U.S. cyberattacks against Iranian targets have not been successful, Iran's telecoms minister said on Monday, within days of reports that the Pentagon had launched a long-planned cyberattack to disable his country's rocket launch systems.
Tension runs high between longtime foes Iran and the United States after U.S. President Donald Trump on Friday said he called off a military strike to retaliate for the Middle East nation's downing of an unmanned U.S. drone.
"They try hard, but have not carried out a successful attack," Mohammad Javad Azari Jahromi, Iran's minister for information and communications technology, said on social network Twitter.
"Media asked if the claimed cyberattacks against Iran are true," he said. "Last year we neutralized 33 million attacks with the (national) firewall."

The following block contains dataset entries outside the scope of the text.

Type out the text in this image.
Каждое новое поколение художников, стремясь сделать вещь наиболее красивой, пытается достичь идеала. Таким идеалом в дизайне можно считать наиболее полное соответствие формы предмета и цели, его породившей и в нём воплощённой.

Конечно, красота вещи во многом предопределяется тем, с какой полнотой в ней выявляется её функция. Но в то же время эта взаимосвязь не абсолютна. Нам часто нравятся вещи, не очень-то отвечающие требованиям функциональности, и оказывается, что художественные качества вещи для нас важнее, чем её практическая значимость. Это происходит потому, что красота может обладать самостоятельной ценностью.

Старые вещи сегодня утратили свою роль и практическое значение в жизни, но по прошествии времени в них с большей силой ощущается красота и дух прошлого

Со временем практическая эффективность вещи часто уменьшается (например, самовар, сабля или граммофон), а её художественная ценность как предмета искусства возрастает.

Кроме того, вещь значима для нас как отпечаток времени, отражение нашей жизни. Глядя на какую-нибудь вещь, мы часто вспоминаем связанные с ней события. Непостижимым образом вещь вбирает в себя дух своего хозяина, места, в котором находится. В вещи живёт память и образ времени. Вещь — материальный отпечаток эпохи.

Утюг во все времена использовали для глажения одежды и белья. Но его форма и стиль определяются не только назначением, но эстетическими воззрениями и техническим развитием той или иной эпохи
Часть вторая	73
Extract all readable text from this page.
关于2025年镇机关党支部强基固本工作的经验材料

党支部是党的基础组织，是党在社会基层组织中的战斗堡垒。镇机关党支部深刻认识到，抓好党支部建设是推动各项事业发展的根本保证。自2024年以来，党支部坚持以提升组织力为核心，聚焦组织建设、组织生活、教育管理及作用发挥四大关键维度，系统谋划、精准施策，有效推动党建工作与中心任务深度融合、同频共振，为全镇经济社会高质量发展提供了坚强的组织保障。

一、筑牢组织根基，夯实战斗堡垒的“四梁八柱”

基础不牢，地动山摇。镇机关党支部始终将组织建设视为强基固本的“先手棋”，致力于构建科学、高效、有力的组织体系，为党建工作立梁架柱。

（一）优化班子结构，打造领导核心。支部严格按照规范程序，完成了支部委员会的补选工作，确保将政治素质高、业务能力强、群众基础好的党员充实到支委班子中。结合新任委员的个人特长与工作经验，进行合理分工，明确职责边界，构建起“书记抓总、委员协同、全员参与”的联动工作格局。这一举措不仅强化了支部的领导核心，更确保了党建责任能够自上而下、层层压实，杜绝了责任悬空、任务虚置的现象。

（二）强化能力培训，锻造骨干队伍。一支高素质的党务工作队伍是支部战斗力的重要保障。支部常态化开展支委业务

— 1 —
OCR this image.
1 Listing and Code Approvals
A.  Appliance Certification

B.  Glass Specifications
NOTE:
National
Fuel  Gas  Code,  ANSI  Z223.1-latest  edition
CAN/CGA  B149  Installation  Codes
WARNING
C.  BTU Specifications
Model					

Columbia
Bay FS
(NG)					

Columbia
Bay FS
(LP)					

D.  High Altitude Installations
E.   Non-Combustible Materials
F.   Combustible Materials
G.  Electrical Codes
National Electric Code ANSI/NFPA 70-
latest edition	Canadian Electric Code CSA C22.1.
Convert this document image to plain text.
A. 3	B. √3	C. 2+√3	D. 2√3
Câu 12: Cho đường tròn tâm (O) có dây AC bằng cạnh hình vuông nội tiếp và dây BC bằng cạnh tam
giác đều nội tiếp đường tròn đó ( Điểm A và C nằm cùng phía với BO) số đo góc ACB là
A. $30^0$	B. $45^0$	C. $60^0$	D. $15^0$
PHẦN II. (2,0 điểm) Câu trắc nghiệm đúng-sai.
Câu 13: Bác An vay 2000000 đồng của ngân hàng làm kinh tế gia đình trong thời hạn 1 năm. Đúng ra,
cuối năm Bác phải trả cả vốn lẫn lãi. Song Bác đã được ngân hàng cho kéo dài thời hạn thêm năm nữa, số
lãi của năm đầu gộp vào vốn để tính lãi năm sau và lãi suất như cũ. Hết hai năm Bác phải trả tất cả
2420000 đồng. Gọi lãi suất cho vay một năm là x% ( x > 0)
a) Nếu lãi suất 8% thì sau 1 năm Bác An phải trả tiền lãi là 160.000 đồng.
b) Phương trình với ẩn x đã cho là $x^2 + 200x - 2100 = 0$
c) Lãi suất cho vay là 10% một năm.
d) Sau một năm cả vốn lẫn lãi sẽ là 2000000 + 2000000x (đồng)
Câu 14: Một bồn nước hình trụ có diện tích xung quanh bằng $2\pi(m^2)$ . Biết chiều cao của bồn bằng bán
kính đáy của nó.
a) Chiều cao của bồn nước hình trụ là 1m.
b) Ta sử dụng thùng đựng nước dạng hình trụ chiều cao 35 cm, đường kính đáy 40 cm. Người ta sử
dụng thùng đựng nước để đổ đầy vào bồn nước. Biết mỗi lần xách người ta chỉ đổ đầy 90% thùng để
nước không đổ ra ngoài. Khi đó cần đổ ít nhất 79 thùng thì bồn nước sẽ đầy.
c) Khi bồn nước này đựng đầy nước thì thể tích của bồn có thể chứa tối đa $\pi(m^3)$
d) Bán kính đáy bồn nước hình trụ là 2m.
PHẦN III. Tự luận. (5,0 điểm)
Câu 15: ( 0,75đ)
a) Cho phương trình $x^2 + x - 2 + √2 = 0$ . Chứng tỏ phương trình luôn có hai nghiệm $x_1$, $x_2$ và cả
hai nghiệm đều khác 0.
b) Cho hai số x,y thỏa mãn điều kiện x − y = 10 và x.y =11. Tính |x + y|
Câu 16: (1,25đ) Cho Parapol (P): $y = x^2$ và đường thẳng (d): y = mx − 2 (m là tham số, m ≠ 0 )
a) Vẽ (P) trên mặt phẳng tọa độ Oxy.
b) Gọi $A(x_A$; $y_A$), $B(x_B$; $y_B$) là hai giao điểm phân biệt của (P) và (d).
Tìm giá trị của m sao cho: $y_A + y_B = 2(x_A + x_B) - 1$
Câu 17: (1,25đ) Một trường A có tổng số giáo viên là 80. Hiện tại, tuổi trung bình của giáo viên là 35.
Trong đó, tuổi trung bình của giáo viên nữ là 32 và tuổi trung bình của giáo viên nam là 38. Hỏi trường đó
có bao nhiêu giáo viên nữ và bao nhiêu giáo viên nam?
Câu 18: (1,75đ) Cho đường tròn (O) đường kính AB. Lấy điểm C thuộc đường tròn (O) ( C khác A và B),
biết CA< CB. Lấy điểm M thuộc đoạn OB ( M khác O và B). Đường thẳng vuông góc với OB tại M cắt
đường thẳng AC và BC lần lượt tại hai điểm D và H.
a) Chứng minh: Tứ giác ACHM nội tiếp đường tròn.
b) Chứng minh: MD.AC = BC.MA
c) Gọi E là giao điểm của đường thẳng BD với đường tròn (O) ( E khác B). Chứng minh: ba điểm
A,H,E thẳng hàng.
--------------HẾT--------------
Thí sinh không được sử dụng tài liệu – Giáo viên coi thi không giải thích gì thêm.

In addition, Iran described the shooting down of the drone as a "firm response" to the United States and warned it could be repeated.
"Everyone saw the downing of the unmanned drone," navy commander Rear Admiral Hossein Khanzadi was quoted as saying by the Tasnim news agency. "I can assure you that this firm response can be repeated, and the enemy knows it."
On Thursday, the Pentagon launched a long-planned cyberattack, Yahoo News said, citing former intelligence officials. The cyber strike disabled Iranian rocket launch systems, the Washington Post said on Saturday.
Two officials told The Associated Press that the strikes were conducted with approval from U.S. President Donald Trump. A third official confirmed the broad outlines of the strike. All spoke on condition of anonymity because they were not authorized to speak publicly about the operation.
Azari Jahromi called attacks on Iranian computer networks "cyber-terrorism", referring to Stuxnet, the first publicly known example of a virus used to attack industrial machinery, which targeted Iran's nuclear facilities in November 2007.
Stuxnet, widely believed to have been developed by the United States and Israel, was discovered in 2010 after it was used to attack a uranium enrichment facility in the Iranian city of Natanz.
Washington accused Tehran of stepping up cyberattacks.
Officials have detected a rise in "malicious cyber activity" directed at the United States by people tied to the Iranian government, Chris Krebs, director of the Department of Homeland Security's cybersecurity agency, said on Saturday on Twitter.
Krebs said the agency has been working with the intelligence community and cybersecurity partners to monitor Iranian cyber activity and ensure the U.S. and its allies are safe.
"What might start as an account compromise, where you think you might just lose data, can quickly become a situation where you've lost your whole network," Krebs said.
The National Security Agency would not discuss Iranian cyber actions specifically, but said in a statement to the AP on Friday that "there have been serious issues with malicious Iranian cyber actions in the past."
"In these times of heightened tensions, it is appropriate for everyone to be alert to signs of Iranian aggression in cyberspace and ensure appropriate defenses are in place," the NSA said.